More importantly, we are told that the Bureau of Prisons does not have sufficient facilities for treatment of the approximately 5,000 federal prisoners estimated to suffer from some degree of drug dependency. In the Government's own words: 'Thus, although commitment under NARA assures treatment, a judicial recommendation for similar treatment at the time an ordinary criminal sentence is imposed does not.' Id., at 3 n. 1. Indeed, there is no indication in the record in this case that petitioner has yet received any treatment for his addiction, notwithstanding the sentencing court's recommendation of treatment.
In Watson v. United States, 141 U.S.App.D.C. 335, 439 F.2d 442 (1970), it was argued that criminal punishment of an addict for possession of narcotics solely for his own use was impermissible under the Eighth Amendment, but the question was left undecided because not clearly raised before the trial court. See id., at 346, 439 F.2d, at 453. Plenary consideration of the Eighth Amendment problems of convicting addicts for addiction-related offenses came in United States v. Moore, 158 U.S.App.D.C. 375, 486 F.2d 1139 (en banc), cert. denied, 414 U.S. 980, 94 S.Ct. 298, 38 L.Ed.2d 224 (1973). Although the defense of addiction was rejected by a 5—4 decision, it now appears that for two members of the majority, the rejection of the Eighth Amendment defense 'rested on the availability to the defendant-addict of treatment through NARA.' See United States v. Harrison, 158 U.S.App.D.C. 229, 231, 485 F.2d 1008, 1010 (1973).
This Court has previously dealt with related issues in Robinson v. California, 370 U.S. 660, 82 S.Ct. 1417, 8 L.Ed.2d 758 (1962), and Powell v. Texas, 392 U.S. 514, 88 S.Ct. 2145, 20 L.Ed.2d 1254 (1968).
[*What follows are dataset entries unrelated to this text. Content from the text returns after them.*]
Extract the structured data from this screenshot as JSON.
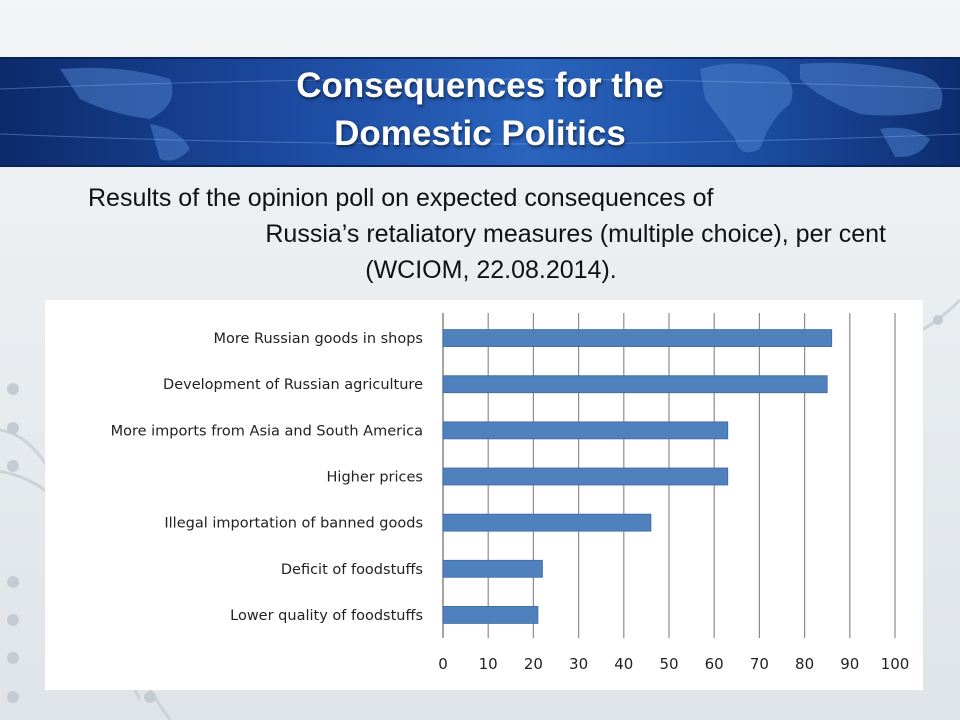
{
  "slide": {
    "title_line1": "Consequences for the",
    "title_line2": "Domestic Politics",
    "subtitle_line1": "Results of the opinion poll on expected consequences of",
    "subtitle_line2": "Russia’s retaliatory measures (multiple choice), per cent",
    "subtitle_line3": "(WCIOM, 22.08.2014)."
  },
  "colors": {
    "bar": "#4f81bd",
    "banner": "#1c4aa0",
    "grid": "#8c8c8c"
  },
  "chart_data": {
    "type": "bar",
    "orientation": "horizontal",
    "categories": [
      "More Russian goods in shops",
      "Development of Russian agriculture",
      "More imports from Asia and South America",
      "Higher prices",
      "Illegal importation of banned goods",
      "Deficit of foodstuffs",
      "Lower quality of foodstuffs"
    ],
    "values": [
      86,
      85,
      63,
      63,
      46,
      22,
      21
    ],
    "xlim": [
      0,
      100
    ],
    "xticks": [
      0,
      10,
      20,
      30,
      40,
      50,
      60,
      70,
      80,
      90,
      100
    ],
    "grid": "vertical",
    "title": "",
    "xlabel": "",
    "ylabel": ""
  }
}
As the majority opinion indicates, petitioner had three prior felony convictions for burglary, forgery, and possession of a firearm, respectively, and there was no attempt to show that his prior convictions related to traffic in narcotics. In addition, there does not appear to have been any showing that petioner's present conviction for entering a bank with intent to commit a felony was narcotic related. Accordingly, the majority's remarks with respect to Congress' power to exclude from the NARA program persons whose prior and pesent offense are addiction related or motivated purport to resolve questions not before us in this case. See ante, at 427—428.